As the new cultural hub, the proposed Heritage Welcome Center is conceived as a participatory and progressive architectural experience. Participatory, in the sense of inviting visitors to understand, learn about, and investigate the cultural and natural resources of the Highway 31W Corridor, Mammoth Cave National Park, and the associated environs, progressive, in providing an informed and active environment in which to be educated, enthralled, and entertained. As the region of the Highway 31W corridor was shaped by the evolution of road, rail and river transportation, a conceptual analogy is made to "...travel and discovery along a route". The question is asked "...can an endemic building form be transformed and transposed into something new that is analogous with this processional notion of movement along a road, railway, or river.
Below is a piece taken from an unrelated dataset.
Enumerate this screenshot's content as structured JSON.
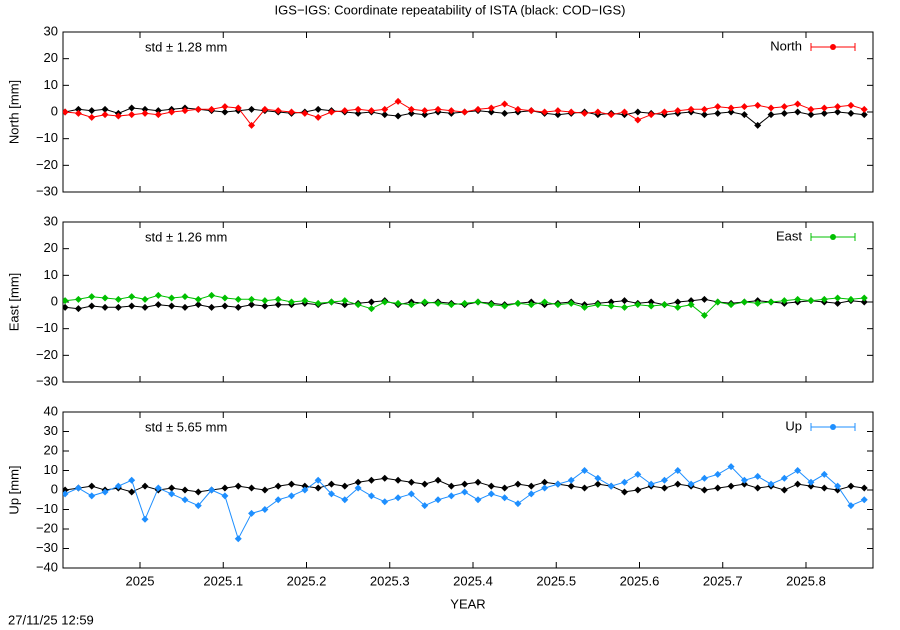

The early buildings of Kentucky owe much to the simple shed forms, cabins, and covered trestle bridges that developed as the pioneers moved westward. The region inherited this legacy of an primarily rural and endemic architecture.

Heritage Vistors Center Plans

Heritage Welcome Center Competition

In the proposed new Heritage Welcome Center building, these architecturally simple forms have been explored both structurally and formally as a reflection of this tradition. The metal shed roof is stretched, split, and articulated to echo the natural hilltop topography. Exterior forms and interior volumes offer spatial rewards that present referential analogies to regional iconography, e.g. the subterranean theater (Mammoth Caves), the forked museum wing (a railway switch), and the covered bridge walk (L&N Railway bridge at Munfordville). A structural matrix of columns and a massive rough hewn central stone wall anchor the lighter divergent volumes. Wooden truss systems are orthogonally juxtaposed to the rhomboid roof forms. Glazing systems reflect carriage, railway, and barge construction detailing. Materials are simple, generic, and indigenous. The concepts embodied in the design of the Heritage Welcome Center invite the visitor to arrive, participate, explore, and ...remember.